The Time of White Threads: The story of a village that summarizes the history of an entire people
Book Summary
The Time of the White Horses tells how a place turns from a home to a memory that resists forgetting, and how storytelling becomes an act of survival.
About This Book
Ibrahim Nasrallah's The Time of White Horses is a long narrative epic that opens a window on a village called al-Hadiya on the outskirts of Jerusalem, and accompanies it through major transformations: Late Ottoman rule, the British Mandate, and the approach of 1948. The narrative walks with us through three generations of one family: Mahmoud (the village elder), his son Khaled, and his grandson Naji. In the hands of all of them stand the horses, especially the white mare Hamama and her offspring, not as a novelistic decoration, but as a living symbol of memory, dignity, and the land that does not want to forget its name.
At the beginning of the novel, Hadiya enters like a whole world: Harvest, wedding, reconciliation, storytelling evenings, and customs that protect people from fragmentation. Mahmoud here is not a showy hero, but a man who knows that the village's strength is in its cohesion: He extinguishes disputes before they turn into revolts, balances justice and prestige, and tries to keep life as "normal" as possible despite the shadow of the distant state, the weight of levies and conscription, and the fear of a changing time. The village seems to be planting, knowing that the wind may come, but planting so as not to believe that the wind is the end.
As the narrative center shifts to Khaled, the friction with history becomes more direct and harsher. Khaled inherits his father's sense of protecting the community, but the tools that confront him grow: A new authority, new laws, an administrative language that doesn't resemble the language of the people. It is here that Dove, the white mare, shines as the symbolic heart of the novel: Khaled sees her not as "property" but as "trust" and treats her as a road companion and a witness to a narrowing time.
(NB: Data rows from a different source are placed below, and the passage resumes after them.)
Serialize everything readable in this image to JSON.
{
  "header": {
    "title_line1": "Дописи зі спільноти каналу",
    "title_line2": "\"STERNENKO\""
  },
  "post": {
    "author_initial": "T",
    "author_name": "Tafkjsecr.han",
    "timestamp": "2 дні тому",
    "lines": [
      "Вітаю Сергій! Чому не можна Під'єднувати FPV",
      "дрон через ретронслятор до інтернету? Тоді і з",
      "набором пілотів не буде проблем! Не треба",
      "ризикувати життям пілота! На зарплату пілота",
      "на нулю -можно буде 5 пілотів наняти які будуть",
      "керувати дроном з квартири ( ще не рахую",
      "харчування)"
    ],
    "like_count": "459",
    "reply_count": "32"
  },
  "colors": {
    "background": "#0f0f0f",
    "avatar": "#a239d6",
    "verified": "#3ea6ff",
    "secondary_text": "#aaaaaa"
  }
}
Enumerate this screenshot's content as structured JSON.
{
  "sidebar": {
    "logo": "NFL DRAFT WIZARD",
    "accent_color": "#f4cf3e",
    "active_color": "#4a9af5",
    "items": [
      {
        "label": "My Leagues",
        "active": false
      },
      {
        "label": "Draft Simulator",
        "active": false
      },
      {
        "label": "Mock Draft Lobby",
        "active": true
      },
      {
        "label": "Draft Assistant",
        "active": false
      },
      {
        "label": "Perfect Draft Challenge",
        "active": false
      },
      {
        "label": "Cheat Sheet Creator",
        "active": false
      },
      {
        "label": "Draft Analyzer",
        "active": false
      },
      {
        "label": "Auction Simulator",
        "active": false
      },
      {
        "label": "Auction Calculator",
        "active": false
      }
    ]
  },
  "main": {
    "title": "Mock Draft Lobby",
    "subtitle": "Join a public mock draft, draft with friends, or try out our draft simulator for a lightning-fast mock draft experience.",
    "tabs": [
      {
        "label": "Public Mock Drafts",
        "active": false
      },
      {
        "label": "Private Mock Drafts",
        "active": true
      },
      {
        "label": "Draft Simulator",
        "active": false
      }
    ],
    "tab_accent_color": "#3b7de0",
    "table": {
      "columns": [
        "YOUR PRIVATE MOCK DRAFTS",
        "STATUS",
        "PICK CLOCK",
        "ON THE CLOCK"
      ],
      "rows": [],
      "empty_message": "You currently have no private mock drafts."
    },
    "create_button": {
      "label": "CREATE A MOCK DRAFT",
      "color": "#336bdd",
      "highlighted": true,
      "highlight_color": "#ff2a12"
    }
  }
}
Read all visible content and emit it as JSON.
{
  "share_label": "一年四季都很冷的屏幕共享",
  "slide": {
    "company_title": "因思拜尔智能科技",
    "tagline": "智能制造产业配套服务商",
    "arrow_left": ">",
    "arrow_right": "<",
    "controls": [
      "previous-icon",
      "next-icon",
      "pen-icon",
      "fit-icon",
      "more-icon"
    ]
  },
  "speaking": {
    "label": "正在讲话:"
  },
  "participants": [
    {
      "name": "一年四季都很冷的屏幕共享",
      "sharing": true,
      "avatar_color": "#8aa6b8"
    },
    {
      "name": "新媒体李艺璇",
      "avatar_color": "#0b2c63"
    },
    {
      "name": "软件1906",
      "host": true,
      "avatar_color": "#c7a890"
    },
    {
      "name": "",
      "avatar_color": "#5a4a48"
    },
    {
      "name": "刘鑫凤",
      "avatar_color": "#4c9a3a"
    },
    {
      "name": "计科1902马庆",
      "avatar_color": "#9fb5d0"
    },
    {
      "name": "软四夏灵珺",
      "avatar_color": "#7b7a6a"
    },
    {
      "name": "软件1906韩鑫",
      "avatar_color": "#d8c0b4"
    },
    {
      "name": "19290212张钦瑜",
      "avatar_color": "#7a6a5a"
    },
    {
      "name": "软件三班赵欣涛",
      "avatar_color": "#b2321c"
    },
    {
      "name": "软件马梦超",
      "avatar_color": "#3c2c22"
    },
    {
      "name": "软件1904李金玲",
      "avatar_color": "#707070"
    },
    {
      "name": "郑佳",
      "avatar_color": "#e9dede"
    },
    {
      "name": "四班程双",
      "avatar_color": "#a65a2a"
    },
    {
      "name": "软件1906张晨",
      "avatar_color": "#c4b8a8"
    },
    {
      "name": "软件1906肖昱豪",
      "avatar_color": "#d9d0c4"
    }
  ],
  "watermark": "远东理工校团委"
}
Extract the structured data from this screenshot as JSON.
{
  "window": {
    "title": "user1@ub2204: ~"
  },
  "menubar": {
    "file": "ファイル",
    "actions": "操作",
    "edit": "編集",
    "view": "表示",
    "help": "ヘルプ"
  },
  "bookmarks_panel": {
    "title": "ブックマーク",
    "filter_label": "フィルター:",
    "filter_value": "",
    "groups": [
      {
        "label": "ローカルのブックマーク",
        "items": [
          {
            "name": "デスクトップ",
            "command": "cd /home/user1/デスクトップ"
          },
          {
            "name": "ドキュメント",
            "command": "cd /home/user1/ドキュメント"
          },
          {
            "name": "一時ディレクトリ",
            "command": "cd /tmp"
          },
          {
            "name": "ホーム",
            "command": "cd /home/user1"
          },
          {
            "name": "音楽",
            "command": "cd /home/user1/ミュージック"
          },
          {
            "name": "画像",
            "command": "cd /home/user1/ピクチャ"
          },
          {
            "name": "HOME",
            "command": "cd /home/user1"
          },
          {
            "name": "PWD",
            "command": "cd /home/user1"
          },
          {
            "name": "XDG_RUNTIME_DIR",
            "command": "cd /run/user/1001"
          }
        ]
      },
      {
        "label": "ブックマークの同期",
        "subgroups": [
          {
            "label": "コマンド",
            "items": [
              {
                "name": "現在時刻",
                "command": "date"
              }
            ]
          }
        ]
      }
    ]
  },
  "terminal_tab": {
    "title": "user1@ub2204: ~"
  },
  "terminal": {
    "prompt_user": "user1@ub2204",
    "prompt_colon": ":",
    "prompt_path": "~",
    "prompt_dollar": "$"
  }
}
Its whiteness on the plain is not just beauty; it is a sign that the soul can still run, that the earth still remembers the feet of its owners. When their offspring are born later, it is as if the memory itself is reproduced: From body to body, from generation to generation.
The British Mandate enters Hadiya through details that seem administrative on the surface but drag behind them entire destinies: A police station, traffic permits, land records, courts that do not understand people's dialect and do not recognize their customs, and maps that rename things. The villagers are gradually discovering that the law is not as impartial as it is said to be, and that the land whose boundaries were once defined by stone, tree and watering hole is now measured by ink and stamp. In the background, the pressure of settlements, migrations and confrontations escalates, and the roads turn into questions: Who passes, who prevents, who decides that this field is yours or not? The novel does not say this as a history lesson, but as a daily pulse: A mother waits for her son when he is late, a man reviews his papers as if reviewing his life, and a village that feels that the air itself is being monitored.
In the midst of all this, the author does not paint the village as angels. On the contrary, what makes the novel more interesting is that it exposes internal cracks as well: Greed, envy, small deals that open a big door, and betrayals that don't always start out as betrayals, but as "forced" concessions that turn into habits. Some minor characters appear, disappear, and return with a different face, and the novel tells you frankly: Chaos does not only create victims, but also those who profit from the destruction of others. On the other hand, there are heart-warming moments of solidarity: Bread is shared, men take turns guarding, women carry the burden silently and make patience a real strength.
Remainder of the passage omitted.